デュ・ベレーの伝記の主要な情報源は、彼自身の詩、特にジャン・ド・モレルに宛てたラテン語の悲歌「Elegia ad Janum Morellum Ebredunensem, Pytadem suumラテン語」であり、これは『クセニア』(パリ、1569年)という書物と共に刊行された。アンリ・シャマールによる彼の生涯と著作に関する研究は、『リール大学の著作と覚書』第8巻(リュート、1900年)として発表され、入手可能な全ての情報を含み、多くの一般的な誤りを訂正している。

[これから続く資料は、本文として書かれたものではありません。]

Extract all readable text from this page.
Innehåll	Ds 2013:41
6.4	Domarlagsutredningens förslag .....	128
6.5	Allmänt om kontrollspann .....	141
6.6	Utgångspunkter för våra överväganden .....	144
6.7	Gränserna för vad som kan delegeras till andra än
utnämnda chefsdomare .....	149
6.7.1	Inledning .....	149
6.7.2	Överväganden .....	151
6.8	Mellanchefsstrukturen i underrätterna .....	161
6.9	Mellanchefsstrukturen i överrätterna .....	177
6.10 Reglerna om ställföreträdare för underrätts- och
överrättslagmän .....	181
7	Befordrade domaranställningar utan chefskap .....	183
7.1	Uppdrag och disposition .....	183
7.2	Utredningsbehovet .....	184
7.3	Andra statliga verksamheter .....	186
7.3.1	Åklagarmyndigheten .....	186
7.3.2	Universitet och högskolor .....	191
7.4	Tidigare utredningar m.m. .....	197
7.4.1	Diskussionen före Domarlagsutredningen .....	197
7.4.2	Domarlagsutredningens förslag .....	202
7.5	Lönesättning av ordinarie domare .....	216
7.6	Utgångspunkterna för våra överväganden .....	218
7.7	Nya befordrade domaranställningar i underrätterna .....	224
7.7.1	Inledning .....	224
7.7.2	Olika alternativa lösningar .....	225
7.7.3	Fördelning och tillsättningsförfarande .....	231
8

その他の重要な研究書には、サント=ブーヴの『16世紀フランス詩概観』(1828年)、レオン・セシェによる『フランス語の擁護と顕揚』(1905年、伝記的・批評的序文付き)や『ジョアシャン・デュ・ベレー - 新たな未発表文書』(1880年)、そして1903年に出版された『作品集』の新版第1巻がある。また、ピエール・ド・ノルアックが編集した『ジョアシャン・デュ・ベレー書簡集』(1884年)、ウォルター・ペイターの『ルネサンス』(1873年)所収の「ジョアシャン・デュ・ベレー」に関するエッセイ、ジョージ・ウィンダムの『ロンサールとプレイヤード派』(1906年)、イレア・ベロックの『アヴリル』(1905年)、アーサー・オーガスタス・ティリーの『フランス・ルネサンス文学』(2巻、1904年)、ウルスラ・ヘニッヒフェルトの『破壊された身体。異文化間視点からのペトラルカ風ソネット』(2008年)などが挙げられる。